Y en mitad de esta conversación nostálgica sobre las grandes olas del pasado, siempre cuando las pleamares de finales de agosto, ocurrió la secuencia más elegante que jamás presencié. Empujados por el noreste entran en escena, como surgidos del hiperespacio de Lucas, tres jinetes sobre patinetes tuneados en perfecto equilibrio pero con los auriculares iPod injertados en el tímpano y las cabelleras estropajadas por la salitre. Frenan en seco delante de la barandilla haciendo un imposible giro hip-hop de 360 grados sin perder un milímetro de estabilidad, le dan un punterazo preciso al patinete, que gira tres veces sobre sí mismo, y como imponentes estatuas etruscas, sin mediar saludo alguno y mirando al horizonte, preguntan a mis vecinos de barandilla: "¿Mañana cabalgamos?".
Nunca sabemos con precisión cuándo nos llega nuestra hora y cuál es el momento de retirarse con el rabo entre las piernas y dejar paso con cierta dignidad a los que vienen detrás, a las nuevas generaciones, pero la otra tarde de agosto, acodado ante las espumas del Atlántico, entendí que era el momento y que ya había alcanzado mi tercera edad, aunque todavía me falte un poco y no pueda remediar que me interesen las tecnologías, las nuevas músicas y pelis indies. Aquella magnífica secuencia en la que los muy elegantes patinadores breakdance les preguntaban a los no menos elegantes surferos memoriosos si por fin había llegado el gran momento del rodeo atlántico, disparó mis alarmas jubilatorias.
Vale, me rindo.
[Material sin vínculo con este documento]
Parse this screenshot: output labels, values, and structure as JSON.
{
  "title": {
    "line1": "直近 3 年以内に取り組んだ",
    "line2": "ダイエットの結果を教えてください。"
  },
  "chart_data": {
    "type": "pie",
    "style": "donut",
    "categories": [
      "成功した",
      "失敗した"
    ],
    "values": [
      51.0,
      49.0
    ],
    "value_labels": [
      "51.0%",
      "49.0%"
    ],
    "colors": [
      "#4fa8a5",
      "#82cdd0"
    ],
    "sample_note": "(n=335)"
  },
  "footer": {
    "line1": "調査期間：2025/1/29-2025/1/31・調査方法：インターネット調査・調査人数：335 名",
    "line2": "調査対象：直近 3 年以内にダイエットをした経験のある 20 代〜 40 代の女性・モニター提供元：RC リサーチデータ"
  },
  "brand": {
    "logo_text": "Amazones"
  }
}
No sólo es que jamás podré intentar esos mismos equilibrios sobre las aceras y las crestas atlánticas a pesar de que en su día, hace medio siglo, fui bastante más fan de los Beach Boys que de los Rolling, es que patinar hip-hop o cabalgar espumas son variantes de una misma metáfora surf que resume audiovisualmente esta modernidad, esas constantes y crecientes mareas de la hipermodernidad que agotan a las piedras y para las que, ay, ya no estoy preparado.
A las nuevas generaciones se las puede entender o reinterpretar como hacen los arquitectos vanguardistas y un par de literatos y columnistas españoles, pero ya no las podemos plagiar en sus hermosos equilibrios muy reales sobre las crestas de las olas y los patinetes. No hace falta entender de psicología barata para saber que mis vecinos de barandilla también, al mismo tiempo, son unos expertos consumados en las demás artes hipermodernas del equilibrio. Surfearán con la misma elegancia etrusca por los océanos de Internet, zapearán sin inmutarse por la tele y el iPod, se deslizarán silenciosamente sobre ruedas delante de los escaparates de los centros comerciales, brincarán continuamente de pantalla en los videojuegos japoneses y en los minicines de Hollywood, inmortalizarán olas de otoño con la misma facilidad que nosotros cabalgamos centenarios literarios traídos por los pelos.
Pero el otro día, cuando mi barandilla del zen atlántico se transformó en barandilla de jubilado, entendí que no es lo mismo interpretar las próximas pleamares hipermodernas desde la postura teórica, metafórica o virtual que vivir con aristocrática naturalidad y en perfecto equilibrio encima del patinete tuneado o la tabla de surf. Entendí que no es lo mismo cabalgar metáforas, olas teóricas, que mojarse con salero en el océano propiamente dicho.
Mi única duda generacional (moral y pedagógica, pero es lo mismo), antes de regresar a casa a zapear o surfear en plan jubilado ante las pantallas planas del televisor y el ordenador, es la siguiente: ¿nos limitamos a verlos cabalgar olas hipermodernas con suprema elegancia, como mirones menoreros, o les decimos que sólo cabalgan espumas? En tal caso, ¿desde dónde y en qué lenguaje se lo decimos?